About 213 families, or more than 750 people, arrived at St. Mary’s church on neighbouring Kayts Island. There are 66 children under the age of five and 38 children under the age of two. People fled because they feared further attacks on Allaipiddy.

According to the refugees, at least 74 people were seriously injured in the clashes—57 are in Jaffna teaching hospital and 17 in Kayts hospital. Before reaching the church, most people had been hiding out without food or water since Sunday night. The navy had prevented people from Mankumban village from leaving Allaipiddy. A few managed to reach Jaffna.

Government authorities are providing no food or supplies to the refugees at the church. They rely on food and other assistance from local villagers. Fishermen’s societies and cooperative organisations are also helping out. The toilet facilities are inadequate for so many people and church authorities fear the outbreak of disease.

One of the injured told us that his uncle, aunt, grandmother and grandfather had been killed by the shelling. A wall collapsed on his father who now cannot walk. His brother has a piece of shell in his leg. Most of the houses have been damaged by shellfire.

“When the army retook the villages they photographed us all. They suspect us of being LTTE members and interrogated us. Some people were beaten. We can’t go back to Allaipiddy. We face too many dangers there,” one person told us.

A housewife explained: “We heard the sounds of bombs at night.
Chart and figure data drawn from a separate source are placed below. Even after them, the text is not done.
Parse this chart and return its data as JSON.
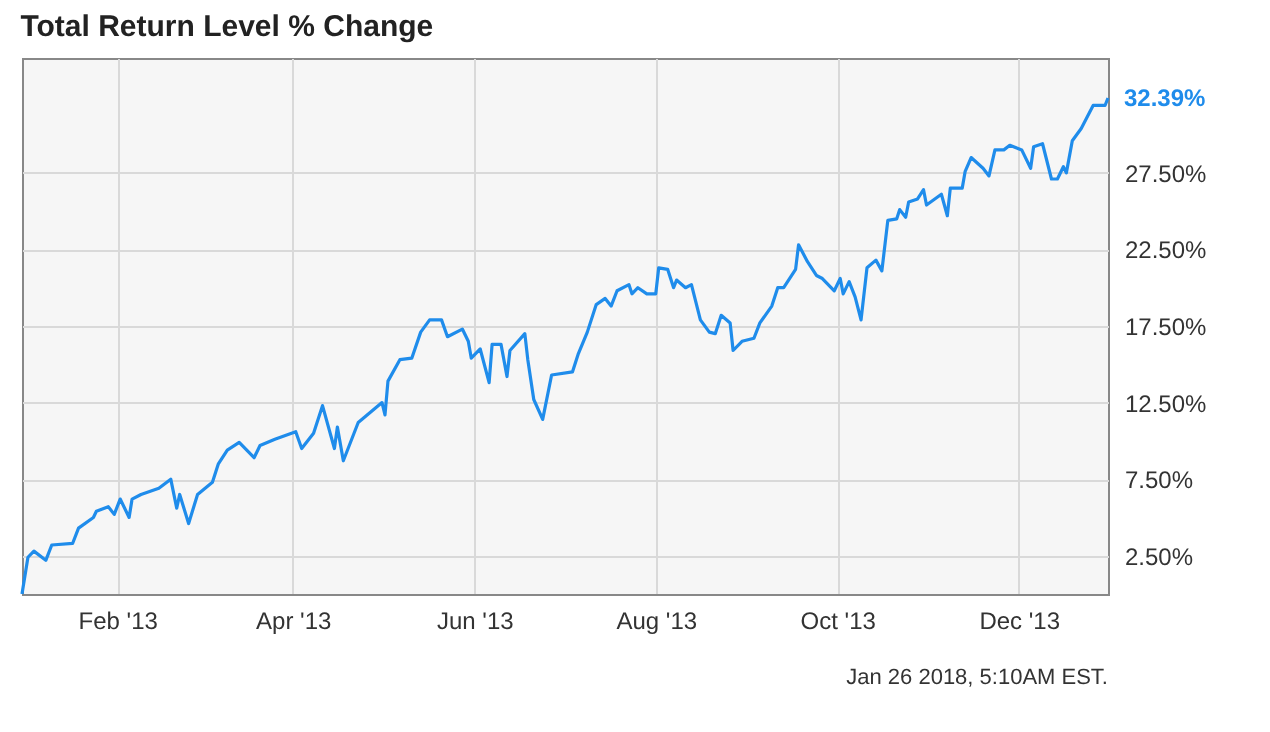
{
  "chart_data": {
    "type": "line",
    "title": "Total Return Level % Change",
    "x": [
      "2012-12-31",
      "2013-01-02",
      "2013-01-04",
      "2013-01-08",
      "2013-01-10",
      "2013-01-17",
      "2013-01-19",
      "2013-01-24",
      "2013-01-25",
      "2013-01-29",
      "2013-01-31",
      "2013-02-02",
      "2013-02-05",
      "2013-02-06",
      "2013-02-09",
      "2013-02-15",
      "2013-02-19",
      "2013-02-21",
      "2013-02-22",
      "2013-02-25",
      "2013-02-28",
      "2013-03-05",
      "2013-03-07",
      "2013-03-10",
      "2013-03-14",
      "2013-03-19",
      "2013-03-21",
      "2013-03-26",
      "2013-04-02",
      "2013-04-04",
      "2013-04-08",
      "2013-04-11",
      "2013-04-15",
      "2013-04-16",
      "2013-04-18",
      "2013-04-23",
      "2013-05-01",
      "2013-05-02",
      "2013-05-03",
      "2013-05-07",
      "2013-05-11",
      "2013-05-14",
      "2013-05-17",
      "2013-05-21",
      "2013-05-23",
      "2013-05-28",
      "2013-05-30",
      "2013-05-31",
      "2013-06-03",
      "2013-06-06",
      "2013-06-07",
      "2013-06-10",
      "2013-06-12",
      "2013-06-13",
      "2013-06-18",
      "2013-06-19",
      "2013-06-21",
      "2013-06-24",
      "2013-06-27",
      "2013-07-04",
      "2013-07-06",
      "2013-07-09",
      "2013-07-12",
      "2013-07-15",
      "2013-07-17",
      "2013-07-19",
      "2013-07-23",
      "2013-07-24",
      "2013-07-26",
      "2013-07-29",
      "2013-08-01",
      "2013-08-02",
      "2013-08-05",
      "2013-08-07",
      "2013-08-08",
      "2013-08-11",
      "2013-08-13",
      "2013-08-16",
      "2013-08-19",
      "2013-08-21",
      "2013-08-23",
      "2013-08-26",
      "2013-08-27",
      "2013-08-30",
      "2013-09-03",
      "2013-09-05",
      "2013-09-09",
      "2013-09-11",
      "2013-09-13",
      "2013-09-17",
      "2013-09-18",
      "2013-09-21",
      "2013-09-24",
      "2013-09-26",
      "2013-09-30",
      "2013-10-02",
      "2013-10-03",
      "2013-10-05",
      "2013-10-07",
      "2013-10-09",
      "2013-10-11",
      "2013-10-14",
      "2013-10-16",
      "2013-10-18",
      "2013-10-21",
      "2013-10-22",
      "2013-10-24",
      "2013-10-25",
      "2013-10-28",
      "2013-10-30",
      "2013-10-31",
      "2013-11-05",
      "2013-11-07",
      "2013-11-08",
      "2013-11-12",
      "2013-11-13",
      "2013-11-15",
      "2013-11-19",
      "2013-11-21",
      "2013-11-23",
      "2013-11-26",
      "2013-11-28",
      "2013-12-02",
      "2013-12-05",
      "2013-12-06",
      "2013-12-09",
      "2013-12-12",
      "2013-12-14",
      "2013-12-16",
      "2013-12-17",
      "2013-12-19",
      "2013-12-22",
      "2013-12-26",
      "2013-12-30",
      "2013-12-31"
    ],
    "series": [
      {
        "color": "#1f8ceb",
        "values": [
          0,
          2.4,
          2.8,
          2.2,
          3.2,
          3.3,
          4.3,
          5.0,
          5.4,
          5.7,
          5.2,
          6.2,
          5.0,
          6.2,
          6.5,
          6.9,
          7.5,
          5.6,
          6.5,
          4.6,
          6.5,
          7.3,
          8.5,
          9.4,
          9.9,
          8.9,
          9.7,
          10.1,
          10.6,
          9.5,
          10.5,
          12.3,
          9.5,
          10.9,
          8.7,
          11.2,
          12.5,
          11.7,
          13.9,
          15.3,
          15.4,
          17.1,
          17.9,
          17.9,
          16.8,
          17.3,
          16.5,
          15.4,
          16.0,
          13.8,
          16.3,
          16.3,
          14.2,
          15.9,
          17.0,
          15.3,
          12.7,
          11.4,
          14.3,
          14.5,
          15.7,
          17.1,
          18.9,
          19.3,
          18.8,
          19.8,
          20.2,
          19.6,
          20.0,
          19.6,
          19.6,
          21.3,
          21.2,
          20.0,
          20.5,
          20.0,
          20.2,
          17.9,
          17.1,
          17.0,
          18.2,
          17.7,
          15.9,
          16.5,
          16.7,
          17.7,
          18.8,
          20.0,
          20.0,
          21.2,
          22.8,
          21.7,
          20.8,
          20.6,
          19.8,
          20.6,
          19.6,
          20.4,
          19.4,
          17.9,
          21.3,
          21.8,
          21.1,
          24.4,
          24.5,
          25.1,
          24.6,
          25.6,
          25.8,
          26.4,
          25.4,
          26.1,
          24.7,
          26.5,
          26.5,
          27.6,
          28.5,
          27.8,
          27.3,
          29.0,
          29.0,
          29.3,
          29.0,
          27.8,
          29.2,
          29.4,
          27.1,
          27.1,
          27.9,
          27.5,
          29.6,
          30.4,
          31.9,
          31.9,
          32.39
        ]
      }
    ],
    "xlim": [
      "2012-12-31",
      "2013-12-31"
    ],
    "xticks": [
      {
        "value": "2013-02-01",
        "label": "Feb '13"
      },
      {
        "value": "2013-04-01",
        "label": "Apr '13"
      },
      {
        "value": "2013-06-01",
        "label": "Jun '13"
      },
      {
        "value": "2013-08-01",
        "label": "Aug '13"
      },
      {
        "value": "2013-10-01",
        "label": "Oct '13"
      },
      {
        "value": "2013-12-01",
        "label": "Dec '13"
      }
    ],
    "ylim": [
      0,
      35
    ],
    "yticks": [
      {
        "value": 2.5,
        "label": "2.50%"
      },
      {
        "value": 7.5,
        "label": "7.50%"
      },
      {
        "value": 12.5,
        "label": "12.50%"
      },
      {
        "value": 17.5,
        "label": "17.50%"
      },
      {
        "value": 22.5,
        "label": "22.50%"
      },
      {
        "value": 27.5,
        "label": "27.50%"
      }
    ],
    "annotations": [
      {
        "text": "32.39%",
        "x": "2013-12-31",
        "y": 32.39
      },
      "Jan 26 2018, 5:10AM EST."
    ],
    "grid": true,
    "marker": "none",
    "line_style": "solid"
  }
}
We didn’t know where to run with our children. The LTTE members told us not go anywhere—to stay inside and make bunkers. We were inside a bunker for two days without food. Later a priest brought us here by bus.”

People on Kayts and other places are running out of food. There are no vegetables available. People eat rice mixed with salt or rice mixed with a little dried fish. It is an extremely difficult situation.

Some women from Karainagar who are living on Allaipiddy tried to go fishing. They thought that because they were women the navy would not harm them. But sailors attacked them with sticks and chased them away.

Everyone wants to see an end to the war. But they don’t believe that the government or the LTTE will stop fighting.